White As Snow

It snowed last night: a soft, deep snow.  In the morning light, the fields around our home glistened in the beauty and newness of its smooth, white covering as fresh, cold, clean air assaulted my senses.   Snow can change a landscape overnight like nothing else can.

David writes: ‘Cleanse me with hyssop and I will be clean; wash me and I will be whiter than snow’ (Psalm 51:7).  In its simplest form, that is the Gospel: that through the sacrifice of His Son, God has changed the landscape, and that we now glisten in the newness of our identity in Christ.

Yet, as I shared last week, that newness, that fresh clean covering, has been assaulted; frequently by those closest to us.  As we have sought their love and their acceptance, it is subsequently their rejections that have hurt us the most.  And so Jesus teaches us that we are to forgive just as we have been forgiven.

We tend to misinterpret His meaning here, wrongly assuming that our forgiveness by Him is conditional on our efforts.  That teaching, however, flies in the face of so much of the rest of the Gospel teaching.  So what are we to understand about forgiving others?

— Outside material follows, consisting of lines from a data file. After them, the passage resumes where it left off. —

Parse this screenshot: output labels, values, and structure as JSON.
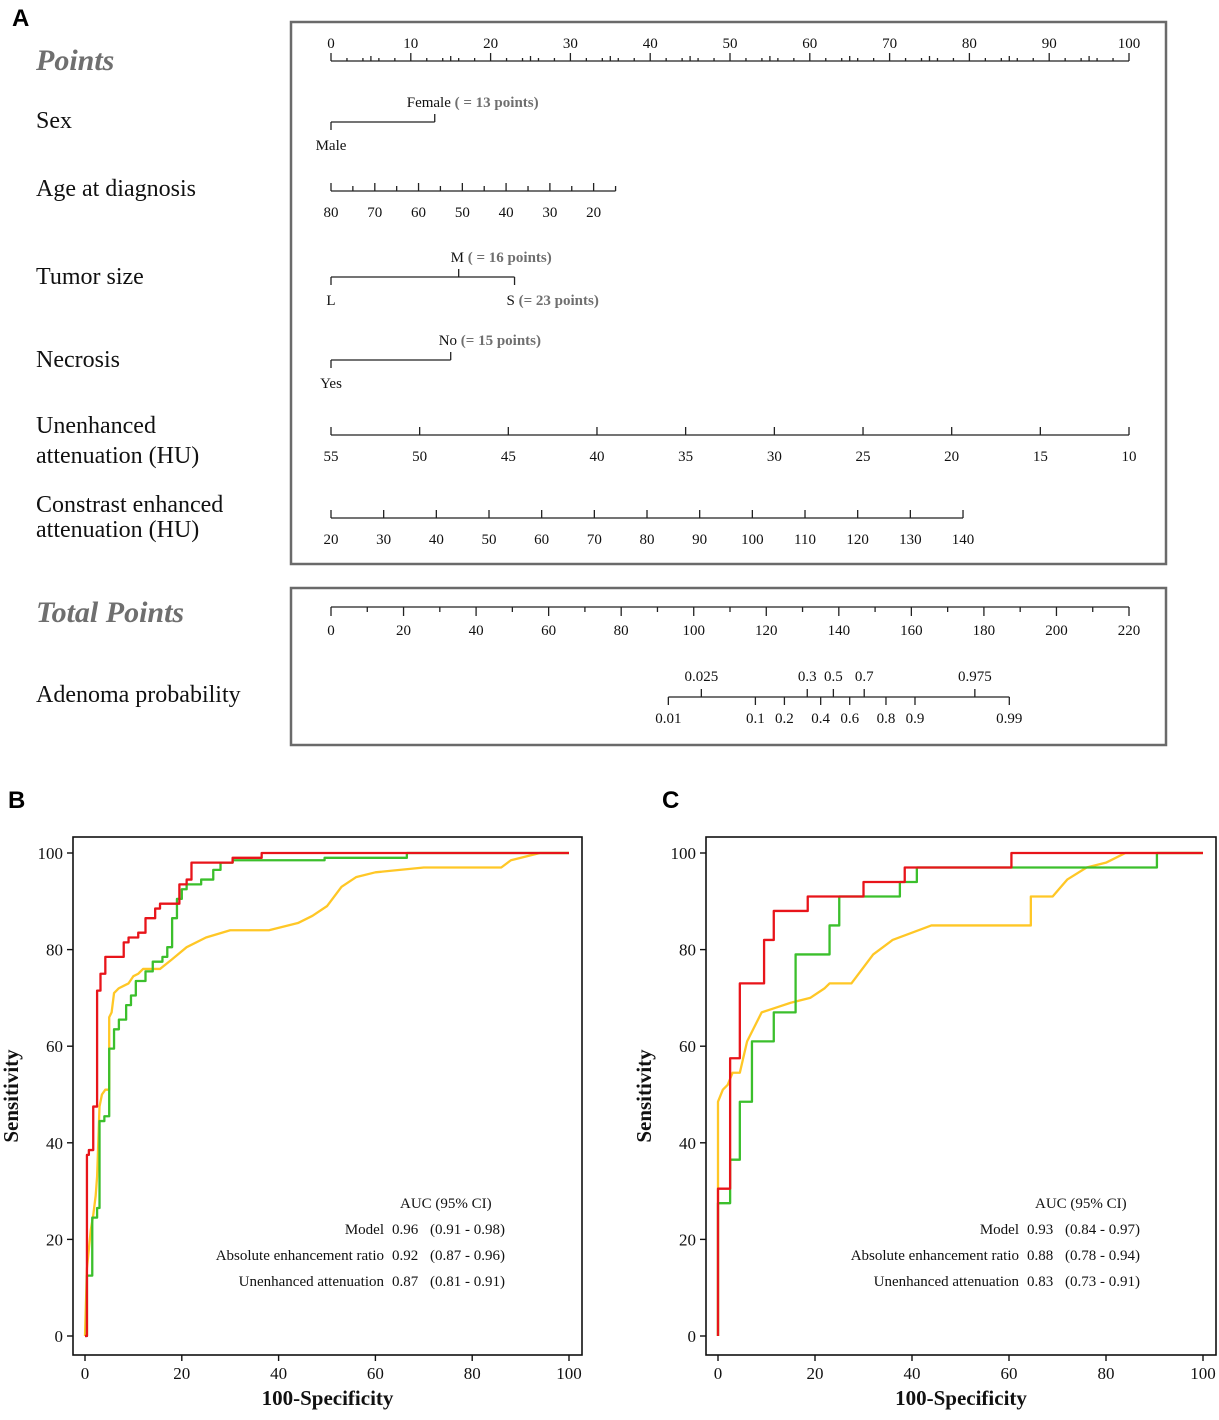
{
  "panel_letters": [
    "A",
    "B",
    "C"
  ],
  "chart_data": [
    {
      "type": "nomogram",
      "panel": "A",
      "rows": [
        {
          "label": "Points",
          "style": "header",
          "min": 0,
          "max": 100,
          "ticks": [
            0,
            10,
            20,
            30,
            40,
            50,
            60,
            70,
            80,
            90,
            100
          ],
          "minor": [
            5,
            15,
            25,
            35,
            45,
            55,
            65,
            75,
            85,
            95
          ],
          "minor2": [
            2,
            4,
            6,
            8,
            12,
            14,
            16,
            18,
            22,
            24,
            26,
            28,
            32,
            34,
            36,
            38,
            42,
            44,
            46,
            48,
            52,
            54,
            56,
            58,
            62,
            64,
            66,
            68,
            72,
            74,
            76,
            78,
            82,
            84,
            86,
            88,
            92,
            94,
            96,
            98
          ]
        },
        {
          "label": "Sex",
          "kind": "categorical",
          "max_points": 13,
          "levels": [
            {
              "label": "Male",
              "points": 0,
              "pos": "below"
            },
            {
              "label": "Female",
              "points": 13,
              "note": "( = 13 points)",
              "pos": "above"
            }
          ]
        },
        {
          "label": "Age at diagnosis",
          "kind": "continuous",
          "values": [
            80,
            75,
            70,
            65,
            60,
            55,
            50,
            45,
            40,
            35,
            30,
            25,
            20,
            15
          ],
          "labeled": [
            80,
            70,
            60,
            50,
            40,
            30,
            20
          ],
          "points_at": [
            0,
            2.74,
            5.49,
            8.23,
            10.97,
            13.71,
            16.46,
            19.2,
            21.94,
            24.69,
            27.43,
            30.17,
            32.91,
            35.66
          ]
        },
        {
          "label": "Tumor size",
          "kind": "categorical",
          "max_points": 23,
          "levels": [
            {
              "label": "L",
              "points": 0,
              "pos": "below"
            },
            {
              "label": "M",
              "points": 16,
              "note": "( = 16 points)",
              "pos": "above"
            },
            {
              "label": "S",
              "points": 23,
              "note": "(= 23 points)",
              "pos": "below"
            }
          ]
        },
        {
          "label": "Necrosis",
          "kind": "categorical",
          "max_points": 15,
          "levels": [
            {
              "label": "Yes",
              "points": 0,
              "pos": "below"
            },
            {
              "label": "No",
              "points": 15,
              "note": "(= 15 points)",
              "pos": "above"
            }
          ]
        },
        {
          "label": "Unenhanced attenuation (HU)",
          "label_lines": [
            "Unenhanced",
            "attenuation (HU)"
          ],
          "kind": "continuous",
          "values": [
            55,
            50,
            45,
            40,
            35,
            30,
            25,
            20,
            15,
            10
          ],
          "labeled": [
            55,
            50,
            45,
            40,
            35,
            30,
            25,
            20,
            15,
            10
          ],
          "points_at": [
            0,
            11.11,
            22.22,
            33.33,
            44.44,
            55.56,
            66.67,
            77.78,
            88.89,
            100
          ]
        },
        {
          "label": "Constrast enhanced attenuation (HU)",
          "label_lines": [
            "Constrast enhanced",
            "attenuation (HU)"
          ],
          "kind": "continuous",
          "values": [
            20,
            30,
            40,
            50,
            60,
            70,
            80,
            90,
            100,
            110,
            120,
            130,
            140
          ],
          "labeled": [
            20,
            30,
            40,
            50,
            60,
            70,
            80,
            90,
            100,
            110,
            120,
            130,
            140
          ],
          "points_at": [
            0,
            6.6,
            13.2,
            19.8,
            26.4,
            33.0,
            39.6,
            46.2,
            52.8,
            59.4,
            66.0,
            72.6,
            79.2
          ]
        }
      ],
      "total_points": {
        "label": "Total Points",
        "min": 0,
        "max": 220,
        "ticks": [
          0,
          20,
          40,
          60,
          80,
          100,
          120,
          140,
          160,
          180,
          200,
          220
        ],
        "minor": [
          10,
          30,
          50,
          70,
          90,
          110,
          130,
          150,
          170,
          190,
          210
        ]
      },
      "probability": {
        "label": "Adenoma probability",
        "marks": [
          {
            "p": "0.01",
            "total": 93.0,
            "pos": "below"
          },
          {
            "p": "0.025",
            "total": 102.1,
            "pos": "above"
          },
          {
            "p": "0.1",
            "total": 117.0,
            "pos": "below"
          },
          {
            "p": "0.2",
            "total": 125.0,
            "pos": "below"
          },
          {
            "p": "0.3",
            "total": 131.3,
            "pos": "above"
          },
          {
            "p": "0.4",
            "total": 135.0,
            "pos": "below"
          },
          {
            "p": "0.5",
            "total": 138.5,
            "pos": "above"
          },
          {
            "p": "0.6",
            "total": 143.0,
            "pos": "below"
          },
          {
            "p": "0.7",
            "total": 147.0,
            "pos": "above"
          },
          {
            "p": "0.8",
            "total": 153.0,
            "pos": "below"
          },
          {
            "p": "0.9",
            "total": 161.0,
            "pos": "below"
          },
          {
            "p": "0.975",
            "total": 177.5,
            "pos": "above"
          },
          {
            "p": "0.99",
            "total": 187.0,
            "pos": "below"
          }
        ]
      }
    },
    {
      "type": "line",
      "panel": "B",
      "xlabel": "100-Specificity",
      "ylabel": "Sensitivity",
      "xlim": [
        0,
        100
      ],
      "ylim": [
        0,
        100
      ],
      "xticks": [
        0,
        20,
        40,
        60,
        80,
        100
      ],
      "yticks": [
        0,
        20,
        40,
        60,
        80,
        100
      ],
      "legend_title": "AUC  (95% CI)",
      "legend_position": "bottom-right",
      "series": [
        {
          "name": "Model",
          "auc": "0.96",
          "ci": "(0.91 - 0.98)",
          "color": "#e8141a",
          "x": [
            0,
            0.4,
            0.4,
            0.8,
            0.8,
            1.7,
            1.7,
            2.5,
            2.5,
            3.2,
            3.2,
            4.2,
            4.2,
            5.0,
            5.0,
            8.0,
            8.0,
            9.0,
            9.0,
            11.0,
            11.0,
            12.5,
            12.5,
            14.5,
            14.5,
            15.5,
            15.5,
            19.5,
            19.5,
            21.0,
            21.0,
            22.0,
            22.0,
            30.5,
            30.5,
            36.5,
            36.5,
            68,
            68,
            100
          ],
          "y": [
            0,
            0,
            37.5,
            37.5,
            38.5,
            38.5,
            47.5,
            47.5,
            71.5,
            71.5,
            75,
            75,
            78.5,
            78.5,
            78.5,
            78.5,
            81.5,
            81.5,
            82.5,
            82.5,
            83.5,
            83.5,
            86.5,
            86.5,
            88.5,
            88.5,
            89.5,
            89.5,
            93.5,
            93.5,
            94.5,
            94.5,
            98,
            98,
            99,
            99,
            100,
            100,
            100,
            100
          ]
        },
        {
          "name": "Absolute enhancement ratio",
          "auc": "0.92",
          "ci": "(0.87 - 0.96)",
          "color": "#3bbf2c",
          "x": [
            0,
            0.4,
            0.4,
            1.5,
            1.5,
            2.5,
            2.5,
            3.0,
            3.0,
            4.0,
            4.0,
            5.0,
            5.0,
            6.0,
            6.0,
            7.0,
            7.0,
            8.5,
            8.5,
            9.5,
            9.5,
            10.5,
            10.5,
            12.5,
            12.5,
            14.0,
            14.0,
            16.0,
            16.0,
            17.0,
            17.0,
            18.0,
            18.0,
            19.0,
            19.0,
            20.0,
            20.0,
            21.0,
            21.0,
            24.0,
            24.0,
            26.5,
            26.5,
            28.0,
            28.0,
            30.5,
            30.5,
            49.5,
            49.5,
            66.5,
            66.5,
            69.0,
            69.0,
            100
          ],
          "y": [
            0,
            0,
            12.5,
            12.5,
            24.5,
            24.5,
            26.5,
            26.5,
            44.5,
            44.5,
            45.5,
            45.5,
            59.5,
            59.5,
            63.5,
            63.5,
            65.5,
            65.5,
            68.5,
            68.5,
            70.5,
            70.5,
            73.5,
            73.5,
            75.5,
            75.5,
            77.5,
            77.5,
            78.5,
            78.5,
            80.5,
            80.5,
            86.5,
            86.5,
            90.5,
            90.5,
            92.5,
            92.5,
            93.5,
            93.5,
            94.5,
            94.5,
            96.5,
            96.5,
            98,
            98,
            98.5,
            98.5,
            99,
            99,
            100,
            100,
            100,
            100
          ]
        },
        {
          "name": "Unenhanced attenuation",
          "auc": "0.87",
          "ci": "(0.81 - 0.91)",
          "color": "#ffc726",
          "x": [
            0,
            0.4,
            0.8,
            1.2,
            1.7,
            2.2,
            2.5,
            3.0,
            3.5,
            4.2,
            5.0,
            5.0,
            5.5,
            6.0,
            7.0,
            8.0,
            9.0,
            10.0,
            11.0,
            12.0,
            14.5,
            15.5,
            18.0,
            21.0,
            25.0,
            30.0,
            38.0,
            44.0,
            47.0,
            50.0,
            53.0,
            56.0,
            60.0,
            70.0,
            86.0,
            88.0,
            94.0,
            100
          ],
          "y": [
            0,
            14,
            18,
            22,
            25,
            29,
            33,
            47.5,
            50,
            51,
            51,
            66,
            67,
            71,
            72,
            72.5,
            73,
            74.5,
            75,
            76,
            76,
            76,
            78,
            80.5,
            82.5,
            84,
            84,
            85.5,
            87,
            89,
            93,
            95,
            96,
            97,
            97,
            98.5,
            100,
            100
          ]
        }
      ]
    },
    {
      "type": "line",
      "panel": "C",
      "xlabel": "100-Specificity",
      "ylabel": "Sensitivity",
      "xlim": [
        0,
        100
      ],
      "ylim": [
        0,
        100
      ],
      "xticks": [
        0,
        20,
        40,
        60,
        80,
        100
      ],
      "yticks": [
        0,
        20,
        40,
        60,
        80,
        100
      ],
      "legend_title": "AUC  (95% CI)",
      "legend_position": "bottom-right",
      "series": [
        {
          "name": "Model",
          "auc": "0.93",
          "ci": "(0.84 - 0.97)",
          "color": "#e8141a",
          "x": [
            0,
            0,
            0,
            2.5,
            2.5,
            4.5,
            4.5,
            9.5,
            9.5,
            11.5,
            11.5,
            18.5,
            18.5,
            30,
            30,
            38.5,
            38.5,
            40.5,
            40.5,
            60.5,
            60.5,
            83.5,
            83.5,
            100
          ],
          "y": [
            0,
            12,
            30.5,
            30.5,
            57.5,
            57.5,
            73,
            73,
            82,
            82,
            88,
            88,
            91,
            91,
            94,
            94,
            97,
            97,
            97,
            97,
            100,
            100,
            100,
            100
          ]
        },
        {
          "name": "Absolute enhancement ratio",
          "auc": "0.88",
          "ci": "(0.78 - 0.94)",
          "color": "#3bbf2c",
          "x": [
            0,
            0,
            2.5,
            2.5,
            4.5,
            4.5,
            7,
            7,
            11.5,
            11.5,
            16,
            16,
            23,
            23,
            25,
            25,
            37.5,
            37.5,
            41,
            41,
            90.5,
            90.5,
            100
          ],
          "y": [
            0,
            27.5,
            27.5,
            36.5,
            36.5,
            48.5,
            48.5,
            61,
            61,
            67,
            67,
            79,
            79,
            85,
            85,
            91,
            91,
            94,
            94,
            97,
            97,
            100,
            100
          ]
        },
        {
          "name": "Unenhanced attenuation",
          "auc": "0.83",
          "ci": "(0.73 - 0.91)",
          "color": "#ffc726",
          "x": [
            0,
            0,
            1,
            2,
            3,
            4.5,
            6,
            7.5,
            9,
            12,
            15,
            19,
            22,
            23,
            27.5,
            32,
            36,
            44,
            47,
            54,
            64.5,
            64.5,
            69,
            72,
            76,
            80,
            84,
            100
          ],
          "y": [
            0,
            48.5,
            51,
            52,
            54.5,
            54.5,
            61,
            64,
            67,
            68,
            69,
            70,
            72,
            73,
            73,
            79,
            82,
            85,
            85,
            85,
            85,
            91,
            91,
            94.5,
            97,
            98,
            100,
            100
          ]
        }
      ]
    }
  ]
}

I believe part of the answer lies in the snow. There is this moment, when you first walk out your front door, that the beauty of a new snow just overwhelms you.  But then you start walking in it and driving in it and it becomes slick and cold and dirty.  The calmness gives way to chaos.  That, I believe, is what happens with our own unforgiveness.  It makes His forgiveness, and the life that we have in Him, very difficult to walk in.  It dirties the snow, melts it, and causes us to question what we ever loved of it in the first place

God doesn’t command us to forgive as a condition, he invites us into the beauty and the majesty of forgiveness as an opportunity to once again taste of the cool, clean, fresh air of a winter snow.